Работа над вторым томом «Мертвых душ» идет медленно и трудно. Сказывается многолетнее пребывание в Риме, отрыв Гоголя от живых русских впечатлений. Его письма этой поры наполняются призывами сообщать ему как можно больше сведений о текущей русской жизни. Затрудняет работу чувство ответственности, давит бремя тех высоких обязательств, которые он взял на себя перед читателями. Ведь обещано что-то необыкновенное и прекрасное, способное подвигнуть к возрождению заблудившуюся современную Россию. В одну из отчаянных минут 1845 года Гоголь сжигает написанный второй том.
Он решает выйти к соотечественникам с книгой «Выбранные места из переписки с друзьями» (1846). В этой книге Гоголь возрождает прерванную в русской литературе традицию прямого обращения к читателю в жанре поучения, распространенном в древнерусской литературе («Слово о законе и благодати митрополита Илариона», «Поучение Владимира Мономаха», «Слово о погибели Русской земли» и др.). Гоголь возрождает пророческий пафос нашей древней литературы с ее стремлением «глаголом жечь сердца людей». Этот пафос был для Гоголя естественным и органичным. Вспомним прямые обращения к читателю в первом томе «Мертвых душ», которые неправомерно называли «лирическими отступлениями».
В «Выбранных местах из переписки с друзьями» Гоголь коснулся всех сторон русской жизни – от управления государством до управления имением, от обязанностей гражданина до обязанности семьянина, от назначения Русской православной церкви до призвания русского писателя. Гоголь учит каждого русского человека на своем месте, при своей должности делать дело так, как повелевает высший небесный закон.

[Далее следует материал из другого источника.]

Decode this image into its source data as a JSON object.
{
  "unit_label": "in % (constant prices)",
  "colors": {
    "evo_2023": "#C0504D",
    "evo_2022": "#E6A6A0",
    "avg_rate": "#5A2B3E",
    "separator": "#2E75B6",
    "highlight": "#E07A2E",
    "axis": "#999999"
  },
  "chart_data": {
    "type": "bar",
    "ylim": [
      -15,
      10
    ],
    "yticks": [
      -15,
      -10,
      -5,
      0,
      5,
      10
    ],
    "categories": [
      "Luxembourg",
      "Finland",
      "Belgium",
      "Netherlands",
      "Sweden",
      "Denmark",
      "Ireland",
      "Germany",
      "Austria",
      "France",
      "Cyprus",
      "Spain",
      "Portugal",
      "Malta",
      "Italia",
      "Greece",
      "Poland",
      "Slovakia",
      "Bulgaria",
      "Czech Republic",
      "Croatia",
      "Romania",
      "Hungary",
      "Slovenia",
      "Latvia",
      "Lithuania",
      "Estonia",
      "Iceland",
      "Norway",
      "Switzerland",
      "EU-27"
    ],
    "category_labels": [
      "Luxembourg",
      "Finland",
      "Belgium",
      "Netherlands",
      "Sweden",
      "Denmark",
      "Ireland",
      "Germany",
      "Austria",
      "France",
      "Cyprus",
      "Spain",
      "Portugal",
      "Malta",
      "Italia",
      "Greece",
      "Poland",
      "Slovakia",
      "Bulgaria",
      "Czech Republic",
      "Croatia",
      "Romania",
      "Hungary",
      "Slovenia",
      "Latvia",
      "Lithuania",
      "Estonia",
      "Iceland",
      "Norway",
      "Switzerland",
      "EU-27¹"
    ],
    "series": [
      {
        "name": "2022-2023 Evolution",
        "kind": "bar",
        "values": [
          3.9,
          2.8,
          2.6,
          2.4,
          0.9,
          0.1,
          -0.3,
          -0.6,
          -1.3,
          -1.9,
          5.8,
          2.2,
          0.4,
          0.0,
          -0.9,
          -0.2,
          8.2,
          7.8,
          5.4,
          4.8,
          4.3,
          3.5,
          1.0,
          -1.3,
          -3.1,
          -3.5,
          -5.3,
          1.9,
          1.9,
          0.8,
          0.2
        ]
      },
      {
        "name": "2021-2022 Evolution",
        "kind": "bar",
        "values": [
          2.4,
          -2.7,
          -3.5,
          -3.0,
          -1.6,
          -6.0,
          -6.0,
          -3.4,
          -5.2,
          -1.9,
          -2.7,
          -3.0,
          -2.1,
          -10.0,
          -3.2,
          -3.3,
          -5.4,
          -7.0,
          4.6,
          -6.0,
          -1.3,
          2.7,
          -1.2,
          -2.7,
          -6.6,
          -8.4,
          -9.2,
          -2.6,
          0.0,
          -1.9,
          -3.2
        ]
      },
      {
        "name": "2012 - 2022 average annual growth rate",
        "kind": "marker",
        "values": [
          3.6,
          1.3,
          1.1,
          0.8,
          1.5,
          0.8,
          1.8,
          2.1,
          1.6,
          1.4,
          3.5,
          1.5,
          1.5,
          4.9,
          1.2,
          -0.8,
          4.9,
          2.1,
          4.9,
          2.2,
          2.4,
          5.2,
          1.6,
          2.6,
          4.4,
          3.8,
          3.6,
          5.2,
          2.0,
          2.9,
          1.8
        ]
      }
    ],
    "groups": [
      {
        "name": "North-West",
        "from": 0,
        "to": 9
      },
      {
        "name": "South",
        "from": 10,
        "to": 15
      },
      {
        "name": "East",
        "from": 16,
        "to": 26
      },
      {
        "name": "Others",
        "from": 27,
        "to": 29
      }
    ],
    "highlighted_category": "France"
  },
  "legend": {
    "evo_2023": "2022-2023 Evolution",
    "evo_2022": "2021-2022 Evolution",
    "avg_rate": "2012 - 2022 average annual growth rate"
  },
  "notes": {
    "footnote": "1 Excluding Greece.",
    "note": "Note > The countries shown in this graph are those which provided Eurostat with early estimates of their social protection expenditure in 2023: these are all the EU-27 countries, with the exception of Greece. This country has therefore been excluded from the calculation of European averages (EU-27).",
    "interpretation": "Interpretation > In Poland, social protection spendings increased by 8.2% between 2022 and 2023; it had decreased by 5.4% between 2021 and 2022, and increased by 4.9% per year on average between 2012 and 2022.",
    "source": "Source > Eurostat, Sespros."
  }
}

Сомнительность его программы обнаружилась там, где автор книги выступил с защитой крепостного права. В статье «Русский помещик» Гоголь утверждает, что власть помещика над крестьянами освящена традицией и имеет религиозную санкцию. Считая возможным восстановление «прежних уз, связывавших помещика с крестьянами», Гоголь подробно излагает обязанности обеих сторон. Соблюдение этих обязанностей приведет к общему благополучию. Это была одна из утопических идей Гоголя, рекомендовавшего самому помещику взять в руки топор или косу и в общей работе быть «передовым». Гоголь видит залог благополучия страны в «древнем патриархальном быте, которого стихии исчезнули повсюду, кроме России», в «преимуществах нашего крестьянского быта», в «истинно русских отношениях помещика к крестьянам».
«Мы трупы, – писал Гоголь, – мы выгнали на улицу Христа». Обращаясь к царю, Гоголь призывал: «Там только исцелится вполне народ, где постигнет монарх высшее значение свое – быть образом Того на земле, который Сам есть любовь».
В стане Белинского и группировавшихся вокруг него писателей «натуральной школы» эта книга была воспринята как измена Гоголя своему направлению и своим сочинениям. В перешедшем в руки Некрасова и Белинского «Современнике» русский критик назвал эту книгу падением Гоголя. С недоверием отнеслись к ней и славянофилы. Учительный пафос «Переписки» показался им «себялюбивым» и «самодовольным». Глубоко верующий писатель, считали они, впал в преувеличение своих возможностей, в любоначалие ума, в «гордыню» и «прелесть».
Гоголь достойно принял славянофильскую критику своей книги. Он признал, что в самом тоне ее была некоторая претензия на всезнание и учительство. «Я размахнулся в моей книге таким Хлестаковым», «право, во мне есть что-то хлестаковское», «много во мне самонадеянности».